There have been many people – YouTubers, bloggers and, most recently, Miley Cyrus – who have quit veganism and shared their stories regarding their experiences. The sharing of these experiences and their reasons for not being able to maintain this diet raises the question: if so many people are unable to continue eating this way, are plant-based diets sustainable?
Miley Cyrus recently shared her experience with veganism on a Joe Rogan podcast, saying that she decided to abandon the diet because her brain was no longer functioning properly. She then proceeded to state that she has since incorporated fish into her diet as a result. Fatty fish – such as salmon and sardines – are high in the omega-3 fatty acids DHA and EPA, which are essential for brain and heart health. If Miley was not getting these nutrients in her vegan diet or taking supplements, her reasoning for incorporating fish is understandable. However, many vegans stick to veganism for years without incorporating animal products and they live healthy lives. So, what does this say about the vegan diet?
While a healthy vegan diet has many health benefits such as lower cholesterol and blood pressure, aiding in type-2 diabetes management and a reduction in the risk of heart disease, there is an increase in the risk of developing certain nutrient deficiencies. Most vegan diets lack vitamin B12, vitamin D, omega-3 fatty acids and zinc, and unless vegans eat foods that are fortified with these micronutrients or supplement their diet with these nutrients they run the risk of being deficient in them. It is thus important to do research on specific foods that provide these nutrients and educate yourself before transitioning to a vegan diet.

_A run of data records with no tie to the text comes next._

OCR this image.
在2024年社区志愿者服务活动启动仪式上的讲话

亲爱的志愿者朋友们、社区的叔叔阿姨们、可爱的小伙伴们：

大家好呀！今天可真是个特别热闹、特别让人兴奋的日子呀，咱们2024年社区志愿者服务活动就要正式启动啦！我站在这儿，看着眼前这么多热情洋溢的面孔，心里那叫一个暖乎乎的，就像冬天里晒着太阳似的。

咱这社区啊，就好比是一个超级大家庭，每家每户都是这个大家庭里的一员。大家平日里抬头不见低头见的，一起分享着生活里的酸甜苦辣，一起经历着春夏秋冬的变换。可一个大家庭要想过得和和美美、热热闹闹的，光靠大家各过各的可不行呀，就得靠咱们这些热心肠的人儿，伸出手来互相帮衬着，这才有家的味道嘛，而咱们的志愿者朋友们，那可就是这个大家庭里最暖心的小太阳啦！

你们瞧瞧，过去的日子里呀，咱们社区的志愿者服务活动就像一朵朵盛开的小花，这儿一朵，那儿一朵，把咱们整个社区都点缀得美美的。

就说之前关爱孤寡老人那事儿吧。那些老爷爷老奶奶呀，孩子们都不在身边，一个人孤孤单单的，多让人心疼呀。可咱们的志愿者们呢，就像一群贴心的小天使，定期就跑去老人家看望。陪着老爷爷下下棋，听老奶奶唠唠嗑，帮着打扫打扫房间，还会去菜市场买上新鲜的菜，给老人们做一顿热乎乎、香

People who let go of veganism usually do so because of the detrimental health effects such as anaemia (due to a deficiency in haem-iron), gut-related issues and, like Miley, problems that affect cognitive functioning. Many vegans have reported digestive issues such as leaky gut syndrome, an overgrowth of gut bacteria due to the excessive amount of fibre that is contained in this diet, and cognitive impairment – such as brain fog and memory loss. It is thus recommended that before going on a vegan diet people should consult their general health practitioner regarding any concerns that they have, to see what would work for their bodies.
With that said, a plant-based diet is generally healthier than the standard diet that most people eat. It contains more fibre and vitamins, and many people have reported a visible clearance in acne from not consuming dairy products. However, it is highly recommended that vegans should supplement to combat possible micronutrient deficiencies.
All bodies work in different ways. A vegan diet might not be effective for some, and it might be for others. Therefore, people must be conscious of their health (physical and mental) and listen to their bodies while on a plant-based diet, and any diet for that matter. And, if it is not sustainable for them, incorporate certain foods and supplements that provide the necessary nutrition they need. As an alternative to going all in and fully embarking on a strictly vegan lifestyle, people may consider decreasing their consumption of animal products while incorporating more plant-based foods, which would still be a healthier and more sustainable alternative that is also better for the environment.